7. Hip and forearm exercises
Start by placing your forearms straight out, resting your elbows at shoulder level. Keep your abdomen tight and drop your hips to one side and then return to the center. Repeat the movements on the opposite side. Keep alternating lateral movements for 45 seconds.
8- Starfish abs
Lie on your back and create an “x” shape with your arms and legs. Use a mat as a guide and place your feet and elbows in the corners. Then lift your outstretched arm up across your body to the opposite side and try to touch your foot, keeping the other leg on the floor. Once your limbs are extended, lower them and repeat this workout to the opposite side. Remember that you may have more flexibility on one leg than the other.

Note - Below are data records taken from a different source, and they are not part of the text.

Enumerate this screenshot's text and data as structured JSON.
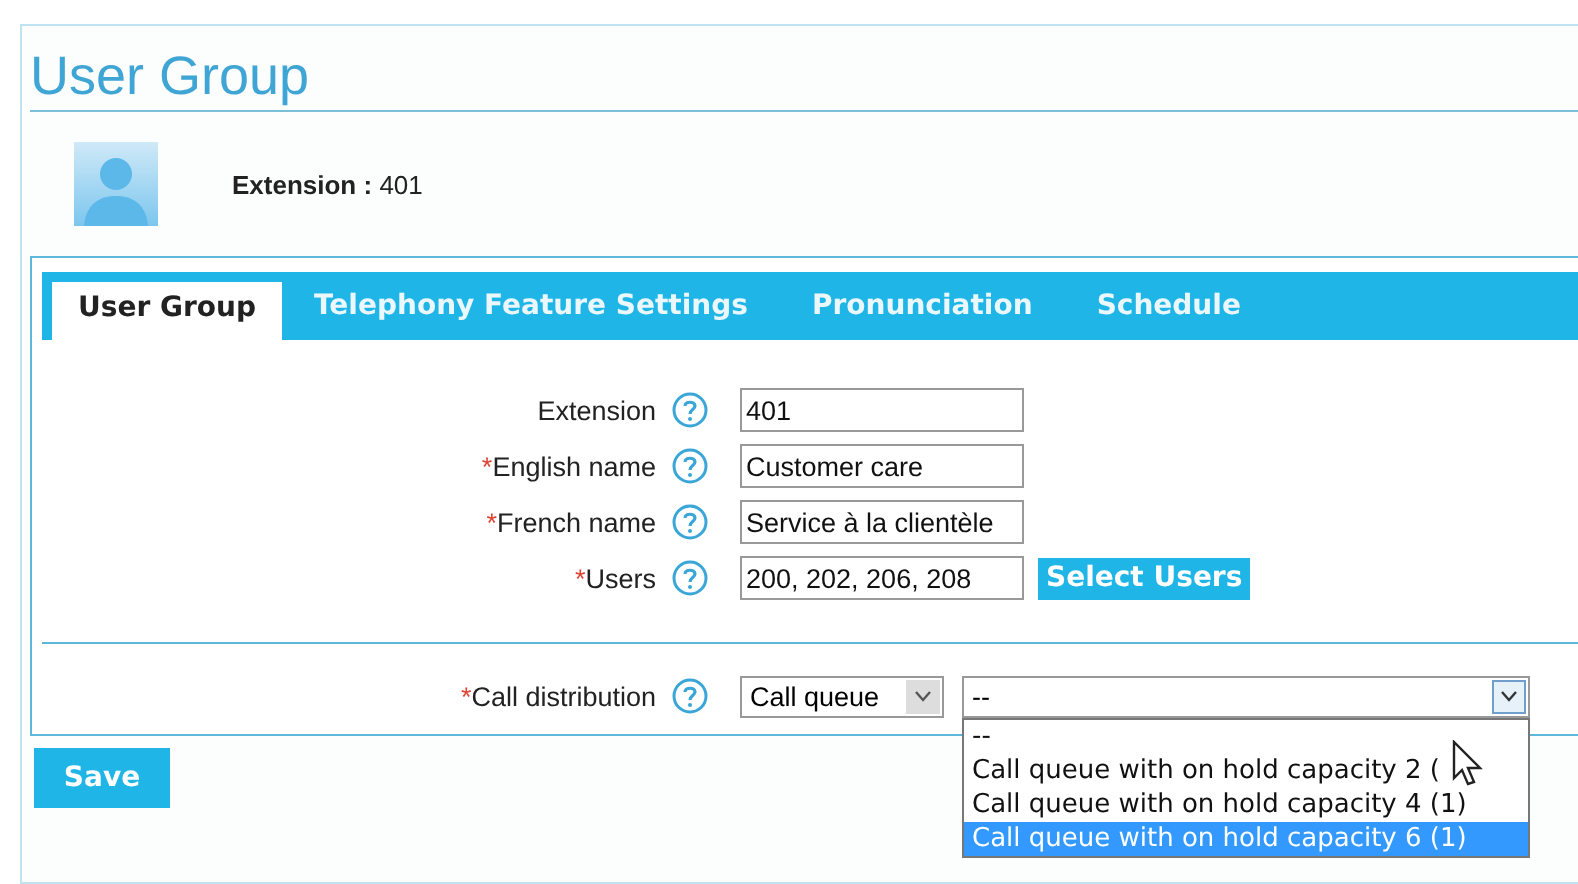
{
  "page_title": "User Group",
  "header": {
    "label": "Extension :",
    "value": "401"
  },
  "tabs": [
    {
      "label": "User Group",
      "selected": true
    },
    {
      "label": "Telephony Feature Settings",
      "selected": false
    },
    {
      "label": "Pronunciation",
      "selected": false
    },
    {
      "label": "Schedule",
      "selected": false
    }
  ],
  "fields": [
    {
      "label": "Extension",
      "value": "401"
    },
    {
      "required_mark": "*",
      "label": "English name",
      "value": "Customer care"
    },
    {
      "required_mark": "*",
      "label": "French name",
      "value": "Service à la clientèle"
    },
    {
      "required_mark": "*",
      "label": "Users",
      "value": "200, 202, 206, 208",
      "button": "Select Users"
    }
  ],
  "call_distribution": {
    "required_mark": "*",
    "label": "Call distribution",
    "type_value": "Call queue",
    "queue_value": "--",
    "options": [
      {
        "label": "--",
        "selected": false
      },
      {
        "label": "Call queue with on hold capacity 2 (",
        "selected": false
      },
      {
        "label": "Call queue with on hold capacity 4 (1)",
        "selected": false
      },
      {
        "label": "Call queue with on hold capacity 6 (1)",
        "selected": true
      }
    ]
  },
  "save_button": "Save"
}
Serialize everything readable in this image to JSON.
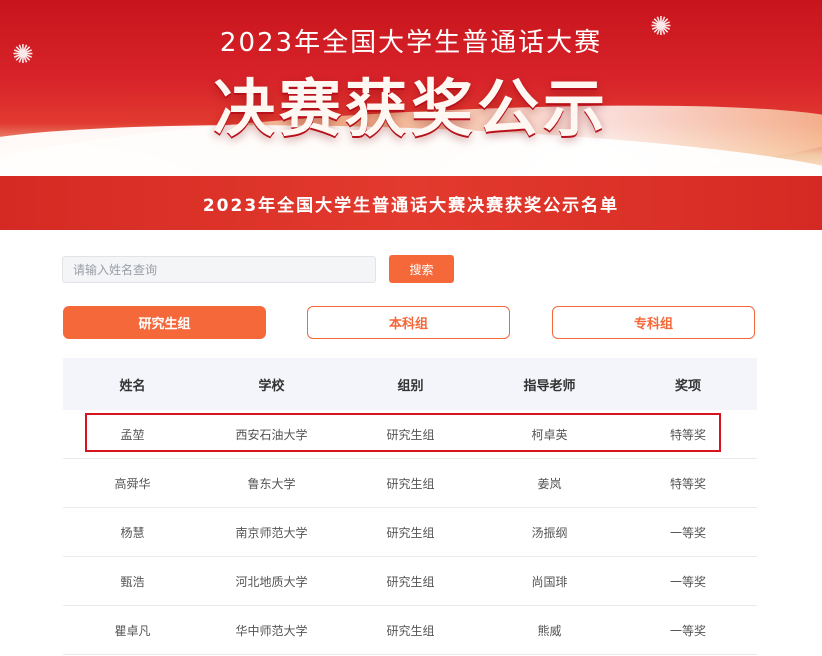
{
  "banner": {
    "subtitle": "2023年全国大学生普通话大赛",
    "title": "决赛获奖公示"
  },
  "strip_title": "2023年全国大学生普通话大赛决赛获奖公示名单",
  "search": {
    "placeholder": "请输入姓名查询",
    "button_label": "搜索"
  },
  "tabs": [
    {
      "label": "研究生组",
      "active": true
    },
    {
      "label": "本科组",
      "active": false
    },
    {
      "label": "专科组",
      "active": false
    }
  ],
  "table": {
    "headers": [
      "姓名",
      "学校",
      "组别",
      "指导老师",
      "奖项"
    ],
    "rows": [
      [
        "孟堃",
        "西安石油大学",
        "研究生组",
        "柯卓英",
        "特等奖"
      ],
      [
        "高舜华",
        "鲁东大学",
        "研究生组",
        "姜岚",
        "特等奖"
      ],
      [
        "杨慧",
        "南京师范大学",
        "研究生组",
        "汤振纲",
        "一等奖"
      ],
      [
        "甄浩",
        "河北地质大学",
        "研究生组",
        "尚国琲",
        "一等奖"
      ],
      [
        "瞿卓凡",
        "华中师范大学",
        "研究生组",
        "熊威",
        "一等奖"
      ]
    ]
  },
  "colors": {
    "accent": "#f4683a",
    "banner_red": "#d8232a",
    "highlight_border": "#d8121e"
  }
}
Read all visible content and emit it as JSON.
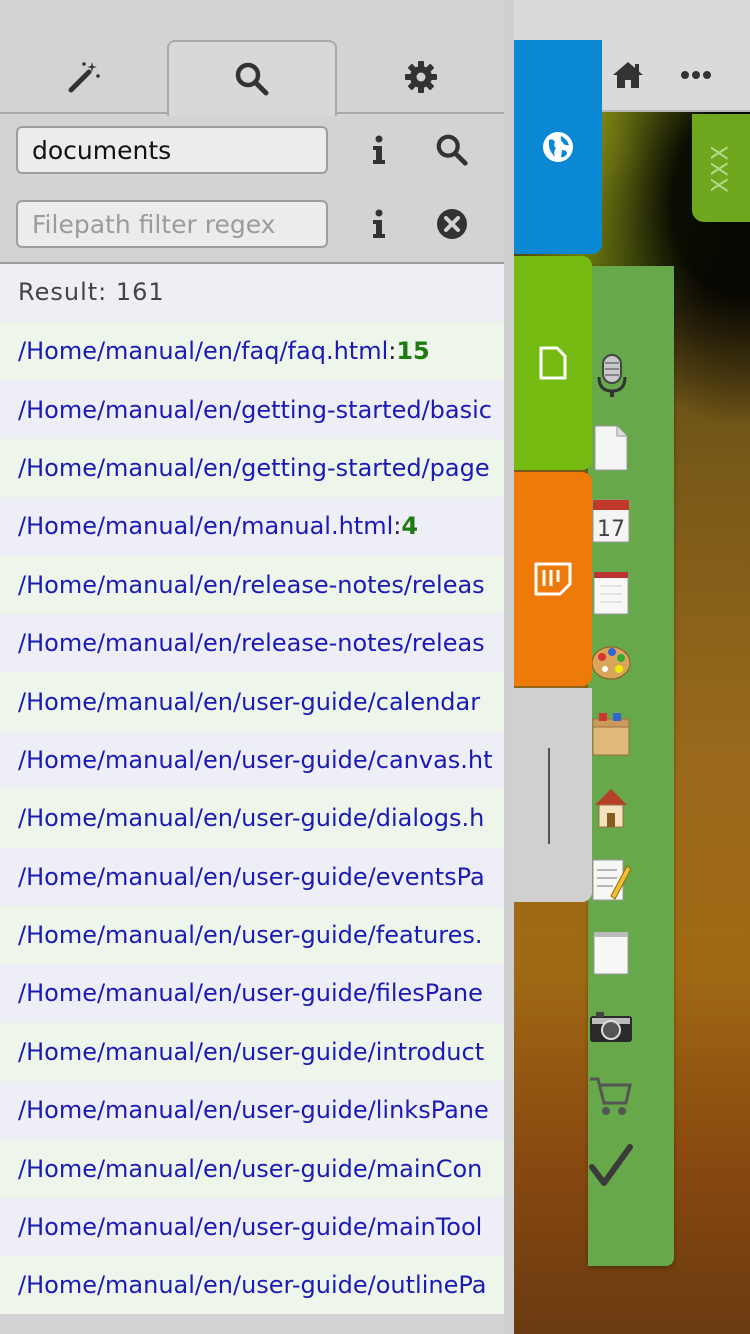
{
  "search": {
    "query_value": "documents",
    "filter_placeholder": "Filepath filter regex",
    "result_label": "Result: 161"
  },
  "results": [
    {
      "path": "/Home/manual/en/faq/faq.html",
      "sep": " : ",
      "count": "15"
    },
    {
      "path": "/Home/manual/en/getting-started/basic",
      "sep": "",
      "count": ""
    },
    {
      "path": "/Home/manual/en/getting-started/page",
      "sep": "",
      "count": ""
    },
    {
      "path": "/Home/manual/en/manual.html",
      "sep": " : ",
      "count": "4"
    },
    {
      "path": "/Home/manual/en/release-notes/releas",
      "sep": "",
      "count": ""
    },
    {
      "path": "/Home/manual/en/release-notes/releas",
      "sep": "",
      "count": ""
    },
    {
      "path": "/Home/manual/en/user-guide/calendar",
      "sep": "",
      "count": ""
    },
    {
      "path": "/Home/manual/en/user-guide/canvas.ht",
      "sep": "",
      "count": ""
    },
    {
      "path": "/Home/manual/en/user-guide/dialogs.h",
      "sep": "",
      "count": ""
    },
    {
      "path": "/Home/manual/en/user-guide/eventsPa",
      "sep": "",
      "count": ""
    },
    {
      "path": "/Home/manual/en/user-guide/features.",
      "sep": "",
      "count": ""
    },
    {
      "path": "/Home/manual/en/user-guide/filesPane",
      "sep": "",
      "count": ""
    },
    {
      "path": "/Home/manual/en/user-guide/introduct",
      "sep": "",
      "count": ""
    },
    {
      "path": "/Home/manual/en/user-guide/linksPane",
      "sep": "",
      "count": ""
    },
    {
      "path": "/Home/manual/en/user-guide/mainCon",
      "sep": "",
      "count": ""
    },
    {
      "path": "/Home/manual/en/user-guide/mainTool",
      "sep": "",
      "count": ""
    },
    {
      "path": "/Home/manual/en/user-guide/outlinePa",
      "sep": "",
      "count": ""
    }
  ],
  "side_tab_label": "XXX",
  "colors": {
    "globe_tab": "#0a88d4",
    "note_tab": "#76bb12",
    "sticky_tab": "#ee7a0a",
    "icon_panel": "#66a84a",
    "path_link": "#1a1ab4",
    "count_text": "#1f7a12"
  },
  "icons": {
    "tabs": [
      "magic-wand-icon",
      "search-icon",
      "gear-icon"
    ],
    "topbar": [
      "home-icon",
      "more-icon"
    ],
    "vertical_tabs": [
      "globe-icon",
      "note-icon",
      "sticky-note-icon"
    ],
    "panel": [
      "microphone-icon",
      "document-icon",
      "calendar-icon",
      "notepad-icon",
      "palette-icon",
      "box-icon",
      "house-icon",
      "pencil-note-icon",
      "blank-note-icon",
      "camera-icon",
      "cart-icon",
      "checkmark-icon"
    ]
  }
}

Sit on a hard surface and drop your back straight to an angle where you can hold it. Begin to twist from one side to the other, always keeping your abdomen firm. Complete 20 twists in 4 repetitions.
10- Air swimming
Face down, lie on an exercise mat. Then raise your arms, legs and head so that your body is resting on your abdominal area. Now move your limbs in a “scissors” motion; up and down alternately. Count 20 seconds while doing these movements and return to the starting position to rest for 2 seconds. Repeat the above 10 times. Make sure that all your movements are slow but firm, the more you feel the muscle is tense, better the toning will be.
As you will see, with this routine you don’t need any gym equipment, as the key is to do well these workouts that are ideal to have a small waist and mark the lines of your belly at the same time.